ここには何か、考えさせられるものがあります。
最初のソロモンは、「神様、私にはできません。知恵を下さい。」と願いました。
ところが、そのソロモンが、目に見える力を蓄え始めるのです。
もちろん、ここだけを読んでソロモンの心のすべてを決めつけることはできません。
しかし、後のソロモンを知っている私たちは、この姿に危うさを感じます。
「神様がいなければできません」と始めた人が、いつの間にか、「これだけあれば大丈夫」と思えるものを蓄え始める。
これが怖いのだと思います。
そして、それもまた、ソロモンだけの話ではありません。
私たちにも戦車や騎兵があるのではないでしょうか。
もちろん本物の戦車ではありません。
経験かもしれません。
知識かもしれません。
お金かもしれません。
人とのつながりかもしれません。
自分の能力かもしれません。
「今までこれでうまくいった」という方法かもしれません。
それら自体が悪いわけではありません。多くは神様から与えられたものです。
けれども、神様から与えられたものが、いつの間にか、神様の代わりに頼るものになることがあります。
ここで、皆さんにも少し考えていただきたいのです。
「私にとっての『戦車や騎兵』は何だろう。
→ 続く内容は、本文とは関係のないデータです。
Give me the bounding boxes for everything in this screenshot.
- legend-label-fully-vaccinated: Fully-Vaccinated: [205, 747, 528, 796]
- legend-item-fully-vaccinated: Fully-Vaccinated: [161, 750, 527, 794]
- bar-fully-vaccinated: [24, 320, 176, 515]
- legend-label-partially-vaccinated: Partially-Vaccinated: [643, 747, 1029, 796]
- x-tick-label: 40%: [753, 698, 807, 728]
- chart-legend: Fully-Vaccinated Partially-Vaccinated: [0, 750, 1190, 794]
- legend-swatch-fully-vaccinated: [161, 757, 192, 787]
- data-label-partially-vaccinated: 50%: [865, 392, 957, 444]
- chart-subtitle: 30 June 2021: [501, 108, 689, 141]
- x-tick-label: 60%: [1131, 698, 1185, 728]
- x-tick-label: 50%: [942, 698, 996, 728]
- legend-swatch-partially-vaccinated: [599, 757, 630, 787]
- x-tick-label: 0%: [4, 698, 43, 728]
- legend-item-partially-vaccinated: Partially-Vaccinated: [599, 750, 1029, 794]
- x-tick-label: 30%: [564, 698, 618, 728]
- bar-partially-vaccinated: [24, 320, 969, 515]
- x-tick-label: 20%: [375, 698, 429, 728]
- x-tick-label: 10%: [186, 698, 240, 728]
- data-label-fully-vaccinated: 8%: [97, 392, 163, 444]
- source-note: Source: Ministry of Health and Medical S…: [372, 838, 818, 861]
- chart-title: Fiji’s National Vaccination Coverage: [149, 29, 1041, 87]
『これがあれば大丈夫』と、神様以上に頼ってしまいやすいものは何でしょうか。」
――これは、少し考えたい問いですね。
今日の箇所から、2つの問いを心に留めたいと思います。
1つは、「私は神様に何を求めているのか。」
もう1つは、「私は実際には何に頼っているのか。」
この2つです。
「主よ、知恵を下さい。」そう祈っている。
けれども、実際に判断するときには自分の知恵に頼っているかもしれない。
- 「主よ、御心を教えてください。」そう祈っている。けれども、もう自分の中では答えを決めているかもしれない。
- 「主よ、あなたに従います。」そう言いながら、「これだけは手放せない。これがなければ困る」という、自分の戦車や騎兵を抱えているかもしれません。
先日の主日礼拝でも、私たちは「今、主が何を語っておられるのかを聞く」ということを考えました。
今日も、やはりそこへ戻ってくるのだと思います。
一度、「主に従います」と決心したから、それで終わりではありません。
一度、本心から「知恵を下さい」と祈ったから、それで大丈夫なのでもありません。
神の知恵を求めた者は、今日もその知恵を求め、今日もその知恵によって歩む必要があります。
だから、もう一度神様の前に立ちたいと思います。
「主よ、私には分かりません。」
「私が正しいと思っていることさえ、本当に正しいのか、あなたに聞かせてください。」
「私が知らないうちに頼っている戦車や騎兵があるなら、それを教えてください。」
そして、「主よ、あなたの知恵と知識を下さい。今日、あなたに聞きながら歩ませてください。」
そのように、一緒に祈りたいと思います。
分かち合いから祈りへ
最後に、今日はこの2つについて少し分かち合ってから祈ってはどうでしょうか。
「今、自分が神様に特に求めたい知恵は何でしょうか。」
そして、
「自分にとって、神様以上に頼ってしまいやすい『戦車や騎兵』は何でしょうか。」
【みことばの光より——考えよう】
もし主から「あなたに何を与えようか」と問われたら何を願うか。